A laser-wielding V8 Vantage certainly helped raise Aston Martin’s profile and give it headlines that were less keyed in on its bottom line and more in keeping with the glamorous image it preferred to sell it customers. Gauntlett, thinking long-term, leveraged the upswell in attention to charm corporate suitor Ford, which would first take a small stake that same year, then assume majority ownership by 1991.
Spectre of the Past
Ford’s ownership would provide more than just the deepest pockets Aston Martin had ever known. It would also deliver key technical knowledge and manufacturing experience that would dramatically modernize the company’s offerings, allowing it to deliver a much broader lineup of models than ever before (including the DB7, the Vantage and the DB9) while enjoying engineering resources that had previously eluded the company.
At the same time, the brand’s relationship with the James Bond franchise would take its most unusual turn to date, and one that would come to define their shared future. Despite Broccoli and co. having signed an exclusive product placement deal with BMW (putting 007 behind the wheel of the BMW Z3 roadster, the 7 Series sedan and the Z8), the classic DB5 would return for each of the three movies covered by the agreement, serving to link the agent’s spiritual past and cold, hard, corporate present right underneath the German sponsor’s nose.
Sensing an opportunity, Ford would step in and pick up where BMW left off in 2002’s Die Another Day, which became the first James Bond movie to feature a modern, on-sale Aston Martin since the late 1980s (the V12 Vanquish). It was the beginning of a streak that would survive the automaker being sold to a private investment group in 2007, with the Pierce Brosnan films handing the torch to Daniel Craig who, like his predecessor, has driven an Aston in every Bond film he’s starred in.
Aston Martin’s relationship with the James Bond franchise now appears to be set in stone. Over the last decade, the company has even found itself building unique vehicles at the request of directors and producers which never even found their way to the showroom (most notably the DB10 from Spectre), not to mention promoting the series when new models were completely absent from the screen (such as 2012’s Skyfall, which centered around the DB5 once more).

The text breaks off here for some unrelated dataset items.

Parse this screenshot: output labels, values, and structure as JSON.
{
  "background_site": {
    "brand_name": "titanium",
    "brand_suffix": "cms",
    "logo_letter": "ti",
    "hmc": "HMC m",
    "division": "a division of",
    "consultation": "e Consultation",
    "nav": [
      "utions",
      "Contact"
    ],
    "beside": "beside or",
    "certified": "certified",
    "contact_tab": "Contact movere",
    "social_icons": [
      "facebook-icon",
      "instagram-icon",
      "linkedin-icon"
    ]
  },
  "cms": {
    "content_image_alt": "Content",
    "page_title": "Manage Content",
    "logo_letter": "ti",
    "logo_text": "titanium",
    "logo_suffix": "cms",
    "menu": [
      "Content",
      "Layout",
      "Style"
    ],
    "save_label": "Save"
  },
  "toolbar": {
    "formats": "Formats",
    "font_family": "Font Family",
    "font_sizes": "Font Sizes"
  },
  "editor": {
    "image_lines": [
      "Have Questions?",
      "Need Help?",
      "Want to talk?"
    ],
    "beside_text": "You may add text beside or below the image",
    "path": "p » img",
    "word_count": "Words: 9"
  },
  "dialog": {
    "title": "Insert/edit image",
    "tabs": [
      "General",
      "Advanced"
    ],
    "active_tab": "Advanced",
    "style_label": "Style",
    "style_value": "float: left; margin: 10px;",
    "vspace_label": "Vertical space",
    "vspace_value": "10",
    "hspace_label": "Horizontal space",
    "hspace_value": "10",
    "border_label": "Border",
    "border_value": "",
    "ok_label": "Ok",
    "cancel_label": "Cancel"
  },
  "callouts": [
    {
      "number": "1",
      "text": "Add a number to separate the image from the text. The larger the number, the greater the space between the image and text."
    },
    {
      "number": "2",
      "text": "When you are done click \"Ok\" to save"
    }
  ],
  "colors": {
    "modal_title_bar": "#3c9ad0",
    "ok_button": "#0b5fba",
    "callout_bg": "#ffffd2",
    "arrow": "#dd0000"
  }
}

Unusual? Perhaps. Don’t think for a moment, however, that Aston Martin isn’t keen on maintaining what it calls its “synonymous” relationship with 007, which it attributes to keeping the brand top-of-mind with millions of movie fans who may never find themselves in an ultra-luxury showroom. It’s certainly been a success, as I lost track of how many people stopped to talk to me during my recent stint behind the wheel of the 2020 Aston Martin DB11 while dropping Bond references into the conversation — despite it never having appeared in any of the franchise entries (though a DBS Superlegerra, which is partially based on the DB11 platform, can be seen in the upcoming No Time To Die).
With a new group of owners (led by Canadian billionaire Lawrence Stroll), a fresh effort in Formula 1 (the transition of Racing Point to Aston Martin Racing) and a host of new models slated for the near future (including a family of mid-engine supercars), Aston Martin may have finally rolled back around to becoming a more equal partner in boosting Bond’s fortunes alongside its own.